Pedro Duarte diz que AMP não vai desistir de tentar reduzir portagens no seu território

Pedro Duarte diz que AMP não vai desistir de tentar reduzir portagens no seu território
| Porto
Porto Canal/Agências

O presidente da Área Metropolitana do Porto (AMP), Pedro Duarte, afirmou esta sexta-feira que não irá desistir de reduzir as portagens no seu território, após ver aprovadas isenções noutros pontos do país no Orçamento do Estado para 2026 (OE2026).

"Nós sinalizámos ao ministro que não iríamos desistir de, de alguma maneira, demonstrar a necessidade também de olharmos para outro tipo de troços", disse esta sexta-feira após ser questionado pelos jornalistas sobre as isenções aprovadas para outros pontos do país, nomeadamente na A25, Alentejo e Algarve, após uma reunião do Conselho Metropolitano do Porto (CmP).

Em causa está a reunião tida na segunda-feira em que o ministro das Infraestruturas e Habitação, Miguel Pinto Luz, anunciou a isenção de pagamento de portagem para pesados de mercadorias à hora de ponta (07h00-10h00 e 16h00-19h00) na Circular Regional Exterior do Porto (CREP/A41), de forma a reduzir o tráfego destes veículos na congestionada Via de Cintura Interna (VCI).

Nessa ocasião, a questão da isenção de portagens na AMP, por exemplo na A4 ou na A29, foi sinalizada ao ministro e vários presidentes de Câmara "reclamaram que há outros troços que acabam por condicionar o tráfego na área metropolitana, em que a portagem acaba por ser um elemento, de alguma maneira, incentivador de trajetos que são complexos, nomeadamente a VCI desde logo", referiu.

Quanto à proposta aprovada na especialidade do OE2026 para isenção total de portagens para pesados na CREP, e não parcial como tinha sido anunciado pelo Governo, Pedro Duarte disse que poderá agora gerar alguma "dúvida" na implementação.

"Eu, por mim, evidentemente, prefiro que seja 24 horas do que 23 [de isenção]. Eu gostava é de saber qual é o custo disso, porque acho que alguém paga estas coisas.

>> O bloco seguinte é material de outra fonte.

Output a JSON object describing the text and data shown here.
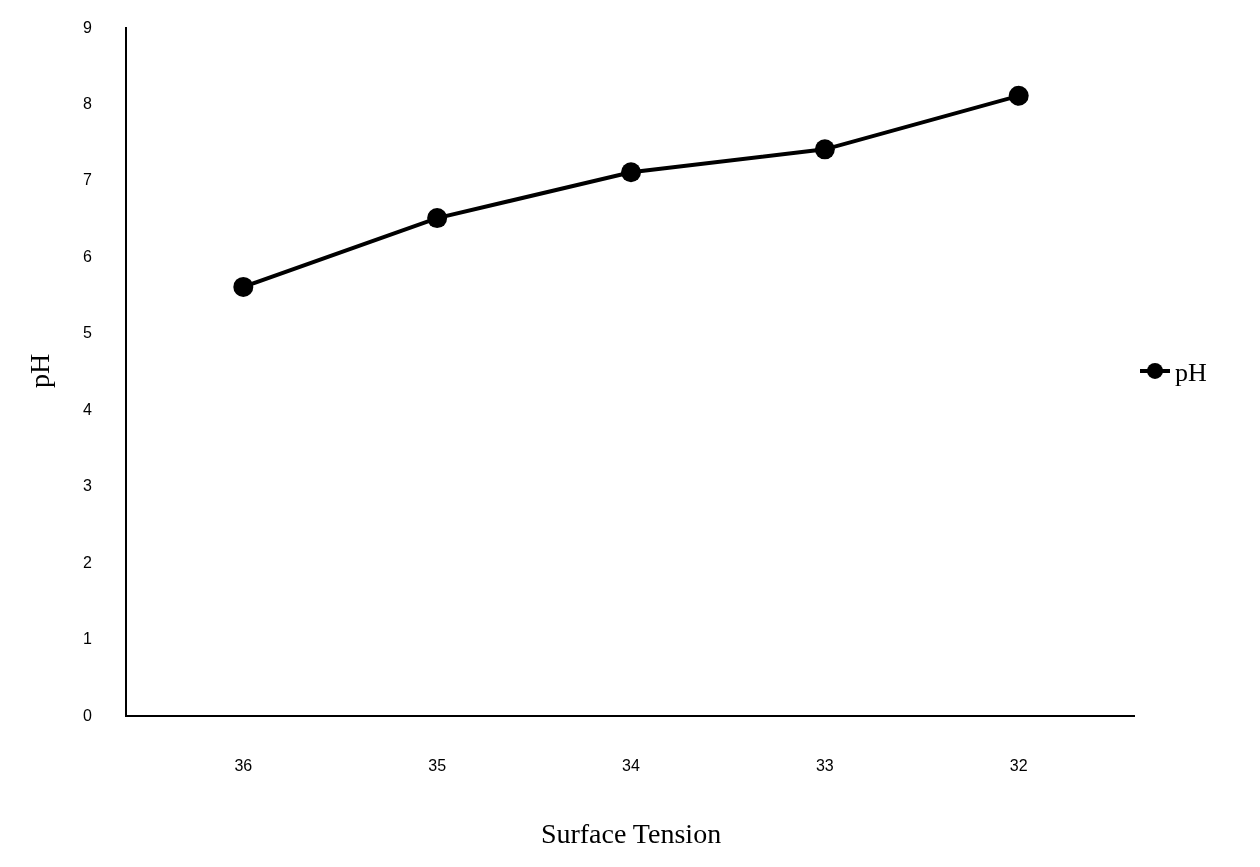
{
  "chart_data": {
    "type": "line",
    "xlabel": "Surface Tension",
    "ylabel": "pH",
    "categories": [
      "36",
      "35",
      "34",
      "33",
      "32"
    ],
    "series": [
      {
        "name": "pH",
        "color": "#000000",
        "values": [
          5.6,
          6.5,
          7.1,
          7.4,
          8.1
        ]
      }
    ],
    "ylim": [
      0,
      9
    ],
    "yticks": [
      0,
      1,
      2,
      3,
      4,
      5,
      6,
      7,
      8,
      9
    ],
    "legend": "right",
    "marker": "circle",
    "line_style": "solid"
  }
}
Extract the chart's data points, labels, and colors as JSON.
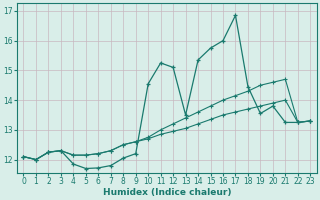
{
  "title": "",
  "xlabel": "Humidex (Indice chaleur)",
  "ylabel": "",
  "bg_color": "#d9eee9",
  "grid_color": "#c8ddd9",
  "line_color": "#1a7a6e",
  "x_ticks": [
    0,
    1,
    2,
    3,
    4,
    5,
    6,
    7,
    8,
    9,
    10,
    11,
    12,
    13,
    14,
    15,
    16,
    17,
    18,
    19,
    20,
    21,
    22,
    23
  ],
  "y_ticks": [
    12,
    13,
    14,
    15,
    16,
    17
  ],
  "ylim": [
    11.55,
    17.25
  ],
  "xlim": [
    -0.5,
    23.5
  ],
  "series": {
    "line1": [
      12.1,
      12.0,
      12.25,
      12.3,
      11.85,
      11.7,
      11.72,
      11.8,
      12.05,
      12.2,
      14.55,
      15.25,
      15.1,
      13.5,
      15.35,
      15.75,
      16.0,
      16.85,
      14.45,
      13.55,
      13.8,
      13.25,
      13.25,
      13.3
    ],
    "line2": [
      12.1,
      12.0,
      12.25,
      12.3,
      12.15,
      12.15,
      12.2,
      12.3,
      12.5,
      12.6,
      12.7,
      12.85,
      12.95,
      13.05,
      13.2,
      13.35,
      13.5,
      13.6,
      13.7,
      13.8,
      13.9,
      14.0,
      13.25,
      13.3
    ],
    "line3": [
      12.1,
      12.0,
      12.25,
      12.3,
      12.15,
      12.15,
      12.2,
      12.3,
      12.5,
      12.6,
      12.75,
      13.0,
      13.2,
      13.4,
      13.6,
      13.8,
      14.0,
      14.15,
      14.3,
      14.5,
      14.6,
      14.7,
      13.25,
      13.3
    ]
  }
}
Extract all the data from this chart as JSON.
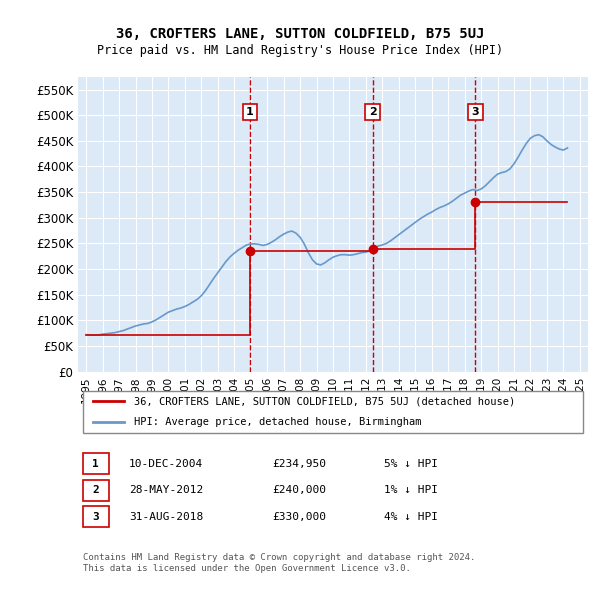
{
  "title": "36, CROFTERS LANE, SUTTON COLDFIELD, B75 5UJ",
  "subtitle": "Price paid vs. HM Land Registry's House Price Index (HPI)",
  "background_color": "#dce9f7",
  "plot_bg_color": "#dce9f7",
  "ylabel_color": "#000000",
  "ylim": [
    0,
    575000
  ],
  "yticks": [
    0,
    50000,
    100000,
    150000,
    200000,
    250000,
    300000,
    350000,
    400000,
    450000,
    500000,
    550000
  ],
  "ytick_labels": [
    "£0",
    "£50K",
    "£100K",
    "£150K",
    "£200K",
    "£250K",
    "£300K",
    "£350K",
    "£400K",
    "£450K",
    "£500K",
    "£550K"
  ],
  "sale_dates_num": [
    2004.94,
    2012.41,
    2018.66
  ],
  "sale_prices": [
    234950,
    240000,
    330000
  ],
  "sale_labels": [
    "1",
    "2",
    "3"
  ],
  "vline_color": "#cc0000",
  "vline_style": "--",
  "marker_color": "#cc0000",
  "hpi_color": "#6699cc",
  "price_line_color": "#cc0000",
  "legend_items": [
    {
      "label": "36, CROFTERS LANE, SUTTON COLDFIELD, B75 5UJ (detached house)",
      "color": "#cc0000"
    },
    {
      "label": "HPI: Average price, detached house, Birmingham",
      "color": "#6699cc"
    }
  ],
  "table_rows": [
    {
      "label": "1",
      "date": "10-DEC-2004",
      "price": "£234,950",
      "change": "5% ↓ HPI"
    },
    {
      "label": "2",
      "date": "28-MAY-2012",
      "price": "£240,000",
      "change": "1% ↓ HPI"
    },
    {
      "label": "3",
      "date": "31-AUG-2018",
      "price": "£330,000",
      "change": "4% ↓ HPI"
    }
  ],
  "footer": "Contains HM Land Registry data © Crown copyright and database right 2024.\nThis data is licensed under the Open Government Licence v3.0.",
  "hpi_data": {
    "years": [
      1995.0,
      1995.25,
      1995.5,
      1995.75,
      1996.0,
      1996.25,
      1996.5,
      1996.75,
      1997.0,
      1997.25,
      1997.5,
      1997.75,
      1998.0,
      1998.25,
      1998.5,
      1998.75,
      1999.0,
      1999.25,
      1999.5,
      1999.75,
      2000.0,
      2000.25,
      2000.5,
      2000.75,
      2001.0,
      2001.25,
      2001.5,
      2001.75,
      2002.0,
      2002.25,
      2002.5,
      2002.75,
      2003.0,
      2003.25,
      2003.5,
      2003.75,
      2004.0,
      2004.25,
      2004.5,
      2004.75,
      2005.0,
      2005.25,
      2005.5,
      2005.75,
      2006.0,
      2006.25,
      2006.5,
      2006.75,
      2007.0,
      2007.25,
      2007.5,
      2007.75,
      2008.0,
      2008.25,
      2008.5,
      2008.75,
      2009.0,
      2009.25,
      2009.5,
      2009.75,
      2010.0,
      2010.25,
      2010.5,
      2010.75,
      2011.0,
      2011.25,
      2011.5,
      2011.75,
      2012.0,
      2012.25,
      2012.5,
      2012.75,
      2013.0,
      2013.25,
      2013.5,
      2013.75,
      2014.0,
      2014.25,
      2014.5,
      2014.75,
      2015.0,
      2015.25,
      2015.5,
      2015.75,
      2016.0,
      2016.25,
      2016.5,
      2016.75,
      2017.0,
      2017.25,
      2017.5,
      2017.75,
      2018.0,
      2018.25,
      2018.5,
      2018.75,
      2019.0,
      2019.25,
      2019.5,
      2019.75,
      2020.0,
      2020.25,
      2020.5,
      2020.75,
      2021.0,
      2021.25,
      2021.5,
      2021.75,
      2022.0,
      2022.25,
      2022.5,
      2022.75,
      2023.0,
      2023.25,
      2023.5,
      2023.75,
      2024.0,
      2024.25
    ],
    "values": [
      72000,
      71500,
      71000,
      71500,
      73000,
      74000,
      75000,
      76000,
      78000,
      80000,
      83000,
      86000,
      89000,
      91000,
      93000,
      94000,
      97000,
      101000,
      106000,
      111000,
      116000,
      119000,
      122000,
      124000,
      127000,
      131000,
      136000,
      141000,
      148000,
      158000,
      170000,
      182000,
      193000,
      204000,
      215000,
      224000,
      231000,
      237000,
      242000,
      247000,
      249000,
      249000,
      248000,
      246000,
      248000,
      252000,
      257000,
      263000,
      268000,
      272000,
      274000,
      270000,
      262000,
      249000,
      232000,
      218000,
      210000,
      208000,
      212000,
      218000,
      223000,
      226000,
      228000,
      228000,
      227000,
      228000,
      230000,
      232000,
      233000,
      236000,
      241000,
      245000,
      247000,
      250000,
      255000,
      261000,
      267000,
      273000,
      279000,
      285000,
      291000,
      297000,
      302000,
      307000,
      311000,
      316000,
      320000,
      323000,
      327000,
      332000,
      338000,
      344000,
      348000,
      352000,
      355000,
      353000,
      356000,
      362000,
      370000,
      378000,
      385000,
      388000,
      390000,
      395000,
      405000,
      418000,
      432000,
      445000,
      455000,
      460000,
      462000,
      458000,
      450000,
      443000,
      438000,
      434000,
      432000,
      436000
    ]
  },
  "price_data": {
    "years": [
      1995.0,
      2004.94,
      2004.94,
      2012.41,
      2012.41,
      2018.66,
      2018.66,
      2024.25
    ],
    "values": [
      72000,
      72000,
      234950,
      234950,
      240000,
      240000,
      330000,
      330000
    ]
  }
}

Nós tínhamos o custo estimado e que o Governo central assumiu a responsabilidade de pagar para aquela margem horária", que era de 10 milhões de euros.

O autarca disse não saber "quanto é que vai custar às quatro da manhã não haver portagens na CREP, quando não há pesados".

"Vamos estar todos a pagar por isso", observou, tendo já salientado que a conclusão principal é mesmo que irão "acabar com as portagens na CREP, finalmente, depois de décadas e décadas em que havia este protesto, esta reclamação desta região, e isso vai avançar", sendo "tudo o resto (...) folclore até estranho de ser percebido" ou "um circo de quem acha que a política é ou se esgota em proclamações, em protestos públicos".

Relativamente às propostas aprovadas contra a vontade da coligação do governo PSD/CDS-PP, Pedro Duarte ironizou.

"Eu também tenho dúvidas em perceber porque é que, se há esse princípio, de facto, não se acabam com outras portagens também aqui. Mas isso tem que perguntar aos autores da proposta, não fomos nós. Já que era para acabar com outras portagens, de facto, eu tinha aqui mais uns pedidos para o Norte, até porque alguns acabam também por condicionar a VCI, nomeadamente ali na A4, não é?", lembrou.

Porém, recordou que o Governo apenas demonstrou abertura para a CREP, em que "assumiu uma posição muito clara" de que "não haveria qualquer isenção de portagens no país", à exceção da circular exterior do Porto.

"E nós conseguimos isso, que foi que do Governo houvesse um compromisso, uma exceção, eu diria, que foi para a CREP. Mais nenhuma no país, rigorosamente nenhuma. Agora, o parlamento, numa coligação entre o PS e o Chega, portanto, um novo socialismo, deliberou, de alguma maneira, acabar com um conjunto de portagens de forma aleatória e indiscriminada", classificou.